KEYPORT, NJ --- A 43-year-old man and his 29-year-old wife were ridiculed relentlessly by their children, ages 4, 3 and 2, because both were reticent about entering the attic of their new home without a flashlight and a semi-automatic weapon.
"These old houses are spooky," stated Nicole Rosania, who managed to enter the attic alone after some chiding by her oldest daughter, who begins kindergarten on Tuesday. "But at least I went up there."
"I went up there, thankyouverymuch," retorted Anthony, the girls' father.* "But that weird, 'Amityville Horror' window up there kinda weirds me out."
"I think my Dad is a chicken," said 2-year-old Gabriella who, in all fairness, still sh-ts in a diaper, and therefore has NO right to criticize anyone else. "He used a flashlight to go in the attic. Mommy went up in the dark."
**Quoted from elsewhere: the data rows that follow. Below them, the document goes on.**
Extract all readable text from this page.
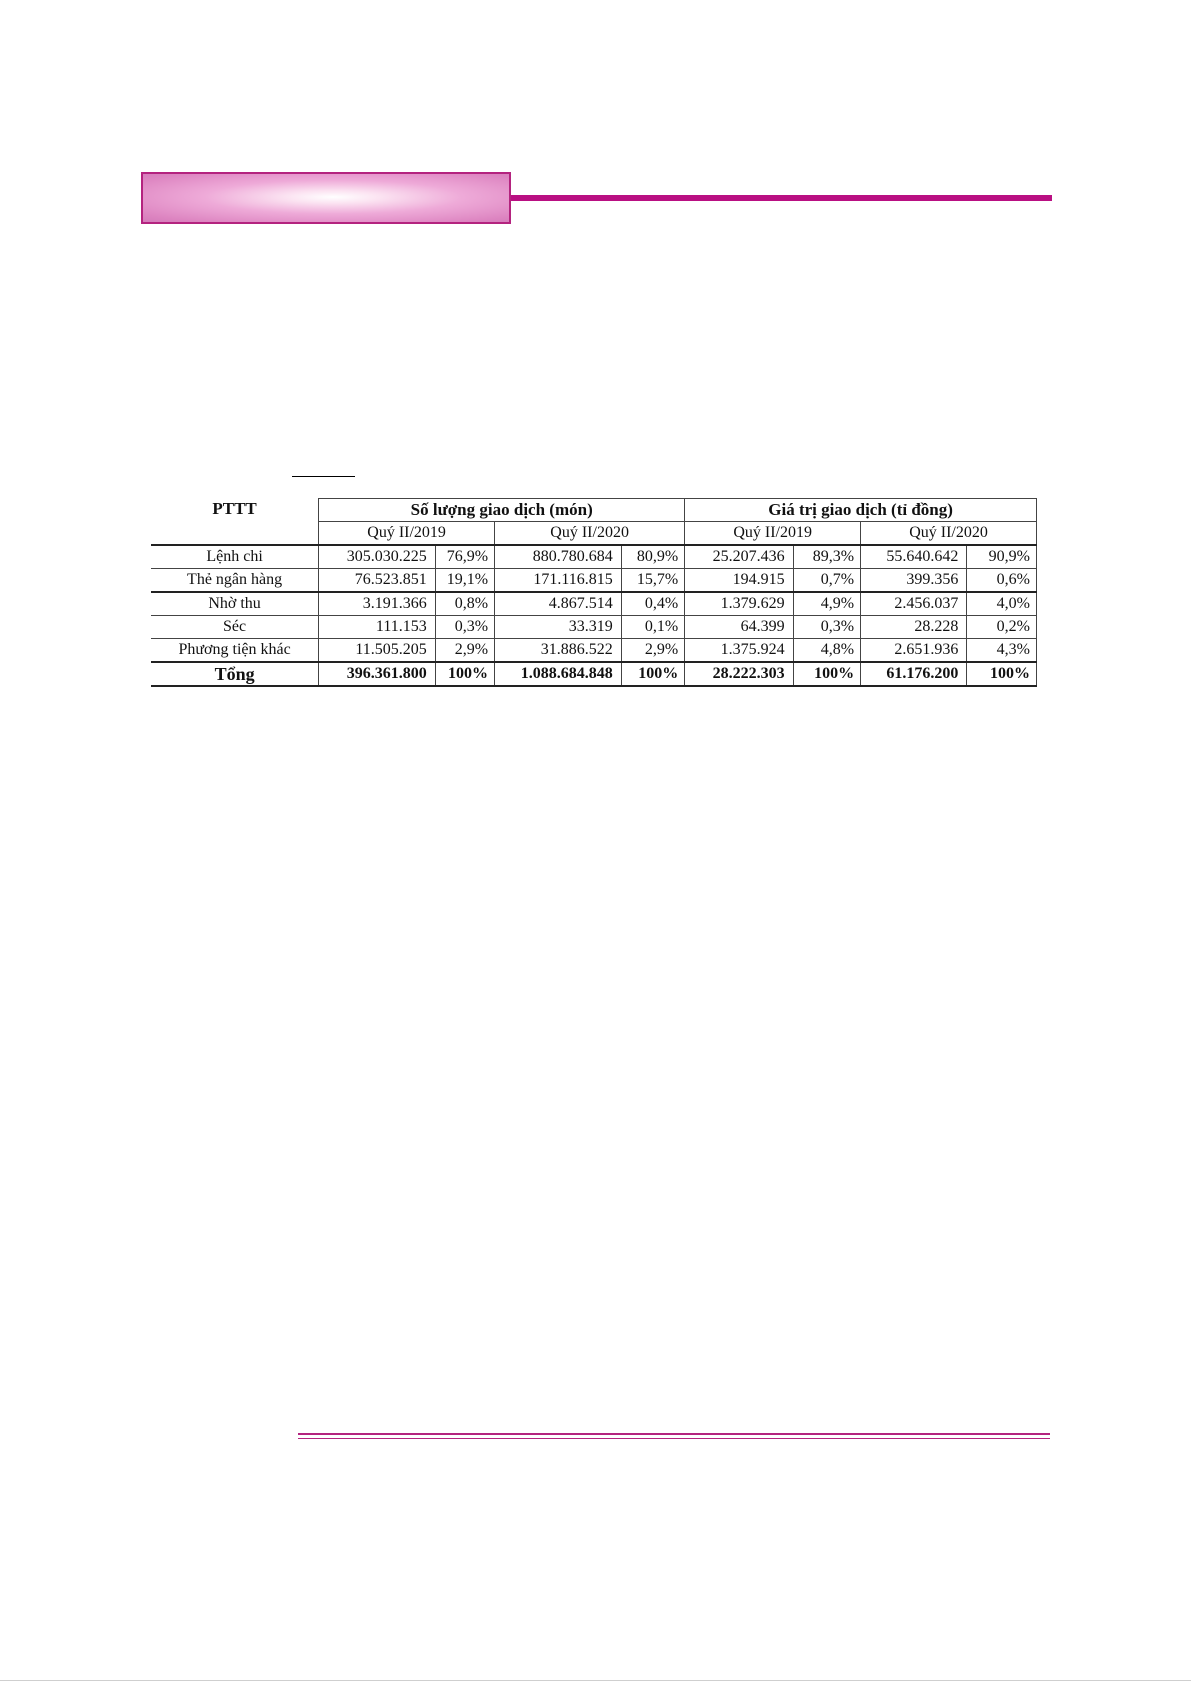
PTTT	Số lượng giao dịch (món)				Giá trị giao dịch (tỉ đồng)			
	Quý II/2019		Quý II/2020		Quý II/2019		Quý II/2020	
Lệnh chi	305.030.225	76,9%	880.780.684	80,9%	25.207.436	89,3%	55.640.642	90,9%
Thẻ ngân hàng	76.523.851	19,1%	171.116.815	15,7%	194.915	0,7%	399.356	0,6%
Nhờ thu	3.191.366	0,8%	4.867.514	0,4%	1.379.629	4,9%	2.456.037	4,0%
Séc	111.153	0,3%	33.319	0,1%	64.399	0,3%	28.228	0,2%
Phương tiện khác	11.505.205	2,9%	31.886.522	2,9%	1.375.924	4,8%	2.651.936	4,3%
Tổng	396.361.800	100%	1.088.684.848	100%	28.222.303	100%	61.176.200	100%
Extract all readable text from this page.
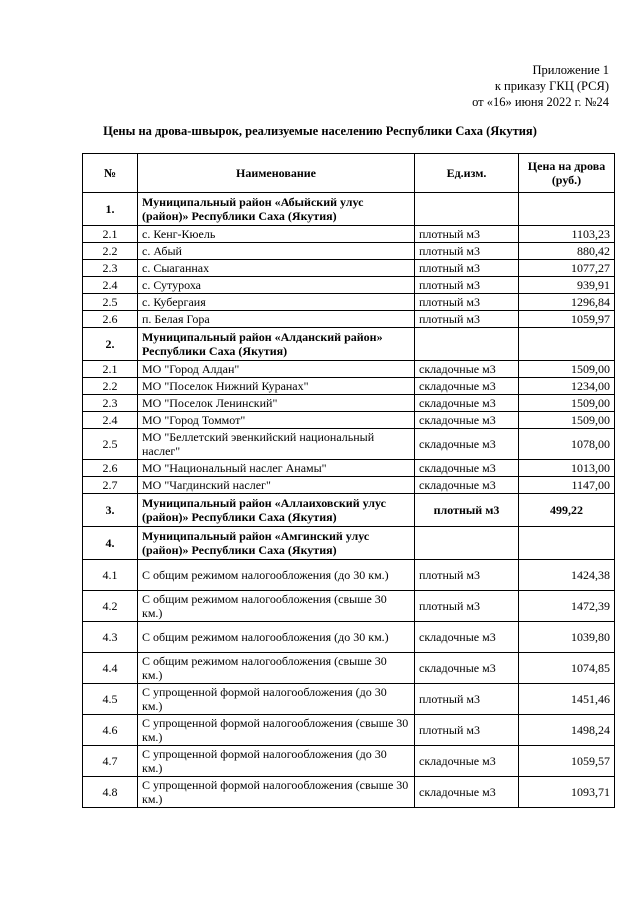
Приложение 1
к приказу ГКЦ (РСЯ)
от «16» июня 2022 г. №24
Цены на дрова-швырок, реализуемые населению Республики Саха (Якутия)
№	Наименование	Ед.изм.	Цена на дрова (руб.)
1.	Муниципальный район «Абыйский улус (район)» Республики Саха (Якутия)		
2.1	с. Кенг-Кюель	плотный м3	1103,23
2.2	с. Абый	плотный м3	880,42
2.3	с. Сыаганнах	плотный м3	1077,27
2.4	с. Сутуроха	плотный м3	939,91
2.5	с. Кубергаия	плотный м3	1296,84
2.6	п. Белая Гора	плотный м3	1059,97
2.	Муниципальный район «Алданский район» Республики Саха (Якутия)		
2.1	МО "Город Алдан"	складочные м3	1509,00
2.2	МО "Поселок Нижний Куранах"	складочные м3	1234,00
2.3	МО "Поселок Ленинский"	складочные м3	1509,00
2.4	МО "Город Томмот"	складочные м3	1509,00
2.5	МО "Беллетский эвенкийский национальный наслег"	складочные м3	1078,00
2.6	МО "Национальный наслег Анамы"	складочные м3	1013,00
2.7	МО "Чагдинский наслег"	складочные м3	1147,00
3.	Муниципальный район «Аллаиховский улус (район)» Республики Саха (Якутия)	плотный м3	499,22
4.	Муниципальный район «Амгинский улус (район)» Республики Саха (Якутия)		
4.1	С общим режимом налогообложения (до 30 км.)	плотный м3	1424,38
4.2	С общим режимом налогообложения (свыше 30 км.)	плотный м3	1472,39
4.3	С общим режимом налогообложения (до 30 км.)	складочные м3	1039,80
4.4	С общим режимом налогообложения (свыше 30 км.)	складочные м3	1074,85
4.5	С упрощенной формой налогообложения (до 30 км.)	плотный м3	1451,46
4.6	С упрощенной формой налогообложения (свыше 30 км.)	плотный м3	1498,24
4.7	С упрощенной формой налогообложения (до 30 км.)	складочные м3	1059,57
4.8	С упрощенной формой налогообложения (свыше 30 км.)	складочные м3	1093,71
"That's because Mommy is tougher than Daddy," said almost-5-year-old Miel, who is so f--king grounded. "Mommy is brave."
"Look, I thought going up in the attic with certain precautions was reasonable and prudent," concluded Anthony, while switching on every light in the attic by reaching the light switches with a broom handle. "It had nothing to do with fear."
*Not the 29-year-old, although he's technically old enough to be.